Hamburger. The name can be traced back to Hamburg, Germany, where seasoned ground beef – known as Hamburg steak – was a familiar meal in the 19th Century. Immigrants carried it across the Atlantic and, somewhere along the way, an American cook tucked it between two slices of bread. Portable, practical and perfect for fairs and public gatherings.
During WWI, the hamburger was briefly renamed the Liberty Sandwich. No one wanted to relate to anything sounding German. The name didn’t last, but (thankfully) the burger did. We’re confident enough to call it one of the most enduring foods in American history.

Hamburgers tell stories. Not all stories live in books (or on websites). They live in booths, at counters, and inside paper wrappers folded just right. Hamburgers show up when we’re celebrating and when we’re tired – after ballgames and before long drives home.

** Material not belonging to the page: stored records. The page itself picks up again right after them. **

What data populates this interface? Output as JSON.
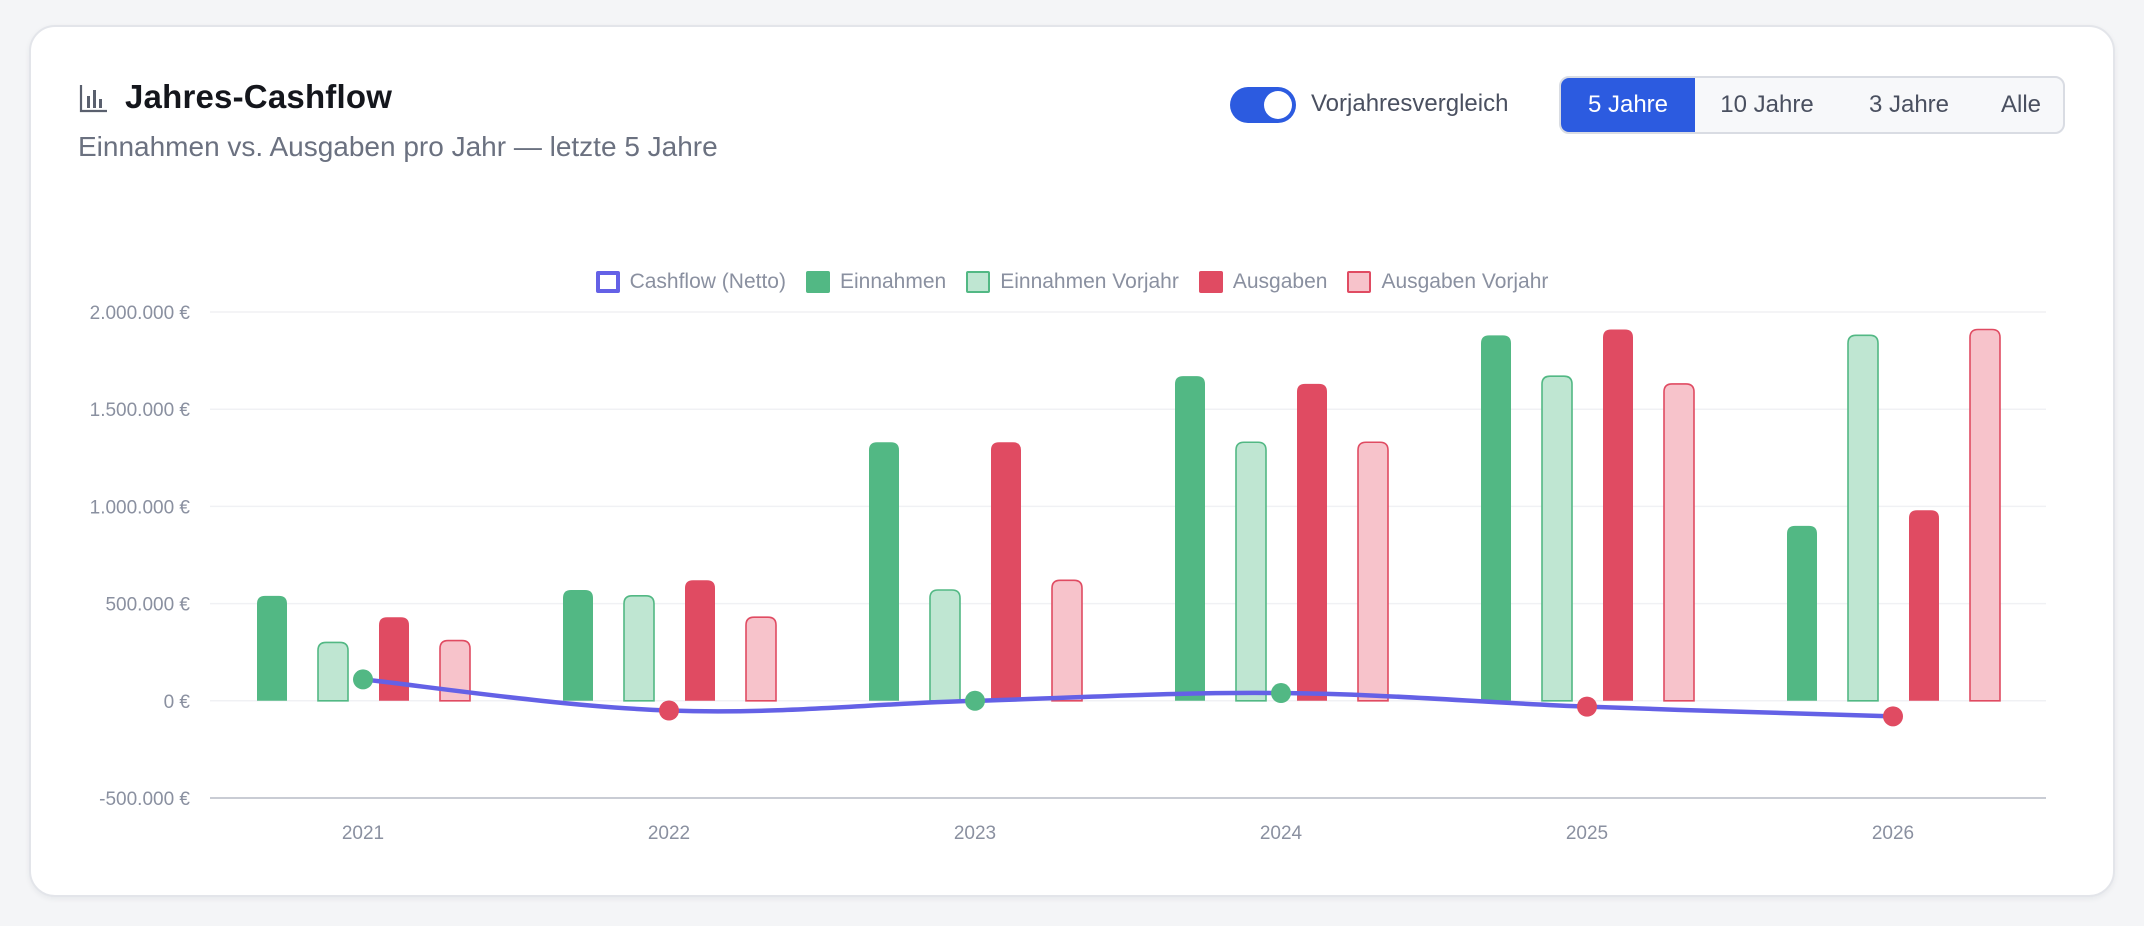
{
  "header": {
    "title": "Jahres-Cashflow",
    "subtitle": "Einnahmen vs. Ausgaben pro Jahr — letzte 5 Jahre",
    "icon": "bar-chart-icon"
  },
  "controls": {
    "compare_label": "Vorjahresvergleich",
    "compare_on": true,
    "ranges": [
      "5 Jahre",
      "10 Jahre",
      "3 Jahre",
      "Alle"
    ],
    "active_range": "5 Jahre"
  },
  "colors": {
    "accent": "#2c5be0",
    "income": "#52b884",
    "income_prev_fill": "#bfe6d2",
    "expense": "#e04b62",
    "expense_prev_fill": "#f7c3cb",
    "cashflow_line": "#6461e6"
  },
  "chart_data": {
    "type": "bar",
    "categories": [
      "2021",
      "2022",
      "2023",
      "2024",
      "2025",
      "2026"
    ],
    "ylim": [
      -500000,
      2000000
    ],
    "yticks": [
      -500000,
      0,
      500000,
      1000000,
      1500000,
      2000000
    ],
    "ytick_labels": [
      "-500.000 €",
      "0 €",
      "500.000 €",
      "1.000.000 €",
      "1.500.000 €",
      "2.000.000 €"
    ],
    "grid": true,
    "legend_position": "top-center",
    "legend": [
      "Cashflow (Netto)",
      "Einnahmen",
      "Einnahmen Vorjahr",
      "Ausgaben",
      "Ausgaben Vorjahr"
    ],
    "series": [
      {
        "name": "Einnahmen",
        "type": "bar",
        "values": [
          540000,
          570000,
          1330000,
          1670000,
          1880000,
          900000
        ]
      },
      {
        "name": "Einnahmen Vorjahr",
        "type": "bar",
        "values": [
          300000,
          540000,
          570000,
          1330000,
          1670000,
          1880000
        ]
      },
      {
        "name": "Ausgaben",
        "type": "bar",
        "values": [
          430000,
          620000,
          1330000,
          1630000,
          1910000,
          980000
        ]
      },
      {
        "name": "Ausgaben Vorjahr",
        "type": "bar",
        "values": [
          310000,
          430000,
          620000,
          1330000,
          1630000,
          1910000
        ]
      },
      {
        "name": "Cashflow (Netto)",
        "type": "line",
        "values": [
          110000,
          -50000,
          0,
          40000,
          -30000,
          -80000
        ]
      }
    ]
  }
}
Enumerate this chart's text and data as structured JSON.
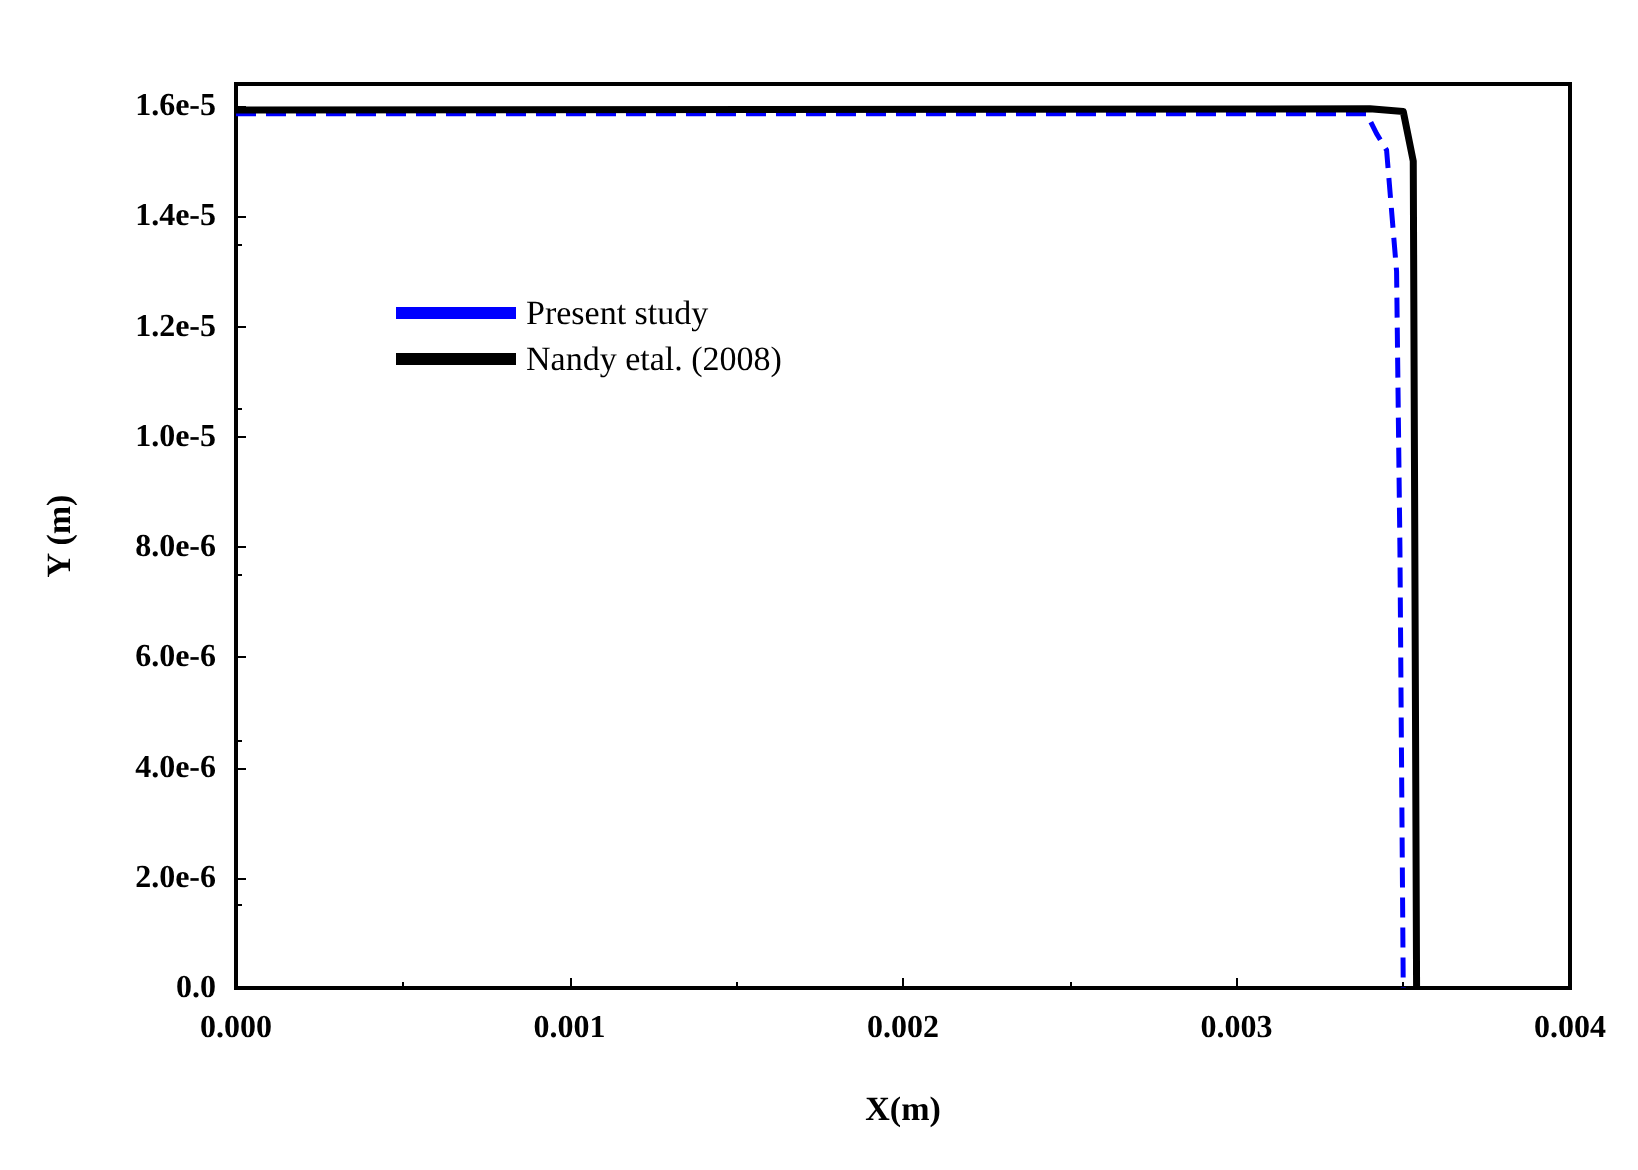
{
  "chart_data": {
    "type": "line",
    "xlabel": "X(m)",
    "ylabel": "Y (m)",
    "xlim": [
      0,
      0.004
    ],
    "xticks": [
      {
        "value": 0,
        "label": "0.000"
      },
      {
        "value": 0.001,
        "label": "0.001"
      },
      {
        "value": 0.002,
        "label": "0.002"
      },
      {
        "value": 0.003,
        "label": "0.003"
      },
      {
        "value": 0.004,
        "label": "0.004"
      }
    ],
    "ylim": [
      0,
      1.64e-05
    ],
    "yticks": [
      {
        "value": 0,
        "label": "0.0"
      },
      {
        "value": 2e-06,
        "label": "2.0e-6"
      },
      {
        "value": 4e-06,
        "label": "4.0e-6"
      },
      {
        "value": 6e-06,
        "label": "6.0e-6"
      },
      {
        "value": 8e-06,
        "label": "8.0e-6"
      },
      {
        "value": 1e-05,
        "label": "1.0e-5"
      },
      {
        "value": 1.2e-05,
        "label": "1.2e-5"
      },
      {
        "value": 1.4e-05,
        "label": "1.4e-5"
      },
      {
        "value": 1.6e-05,
        "label": "1.6e-5"
      }
    ],
    "grid": false,
    "legend": "top left",
    "marker": "none",
    "series": [
      {
        "name": "Present study",
        "color": "#0000ff",
        "line_style": "dashed",
        "x": [
          0,
          0.00339,
          0.00342,
          0.00345,
          0.00348,
          0.00349,
          0.0035
        ],
        "values": [
          1.586e-05,
          1.586e-05,
          1.55e-05,
          1.52e-05,
          1.3e-05,
          8e-06,
          0
        ]
      },
      {
        "name": "Nandy etal. (2008)",
        "color": "#000000",
        "line_style": "solid",
        "x": [
          0,
          0.0034,
          0.0035,
          0.00353,
          0.00354
        ],
        "values": [
          1.593e-05,
          1.595e-05,
          1.59e-05,
          1.5e-05,
          0
        ]
      }
    ]
  }
}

They’re eaten quickly or lingered over, sometimes alone, sometimes surrounded by people.
Here in Greenville, burgers carry history. They’ve been flipped by generations of cooks, eaten by teenagers on first dates, and shared by families who return to the same spot week after week. Some are messy. Some are basic. Some are made to be eaten in the car. Some were meant to be eaten on the outdoor patio when you have nowhere else to be and drippings are not a problem.
That’s where Grilled In The Upstate begins.
This series isn’t about chasing the trendiest burger or crowning a winner. It’s about the moments burgers create – and the places that quietly become part of our lives. In the months ahead, we’ll explore Greenville’s burgers by category: the Best To-Go Burger, the Messiest Burger, the Most Classic Burger, the Patio Burger that somehow tastes better outside, to name just a few.
Hopefully, along the way, we’ll meet the people, places and stories that make each one worth remembering.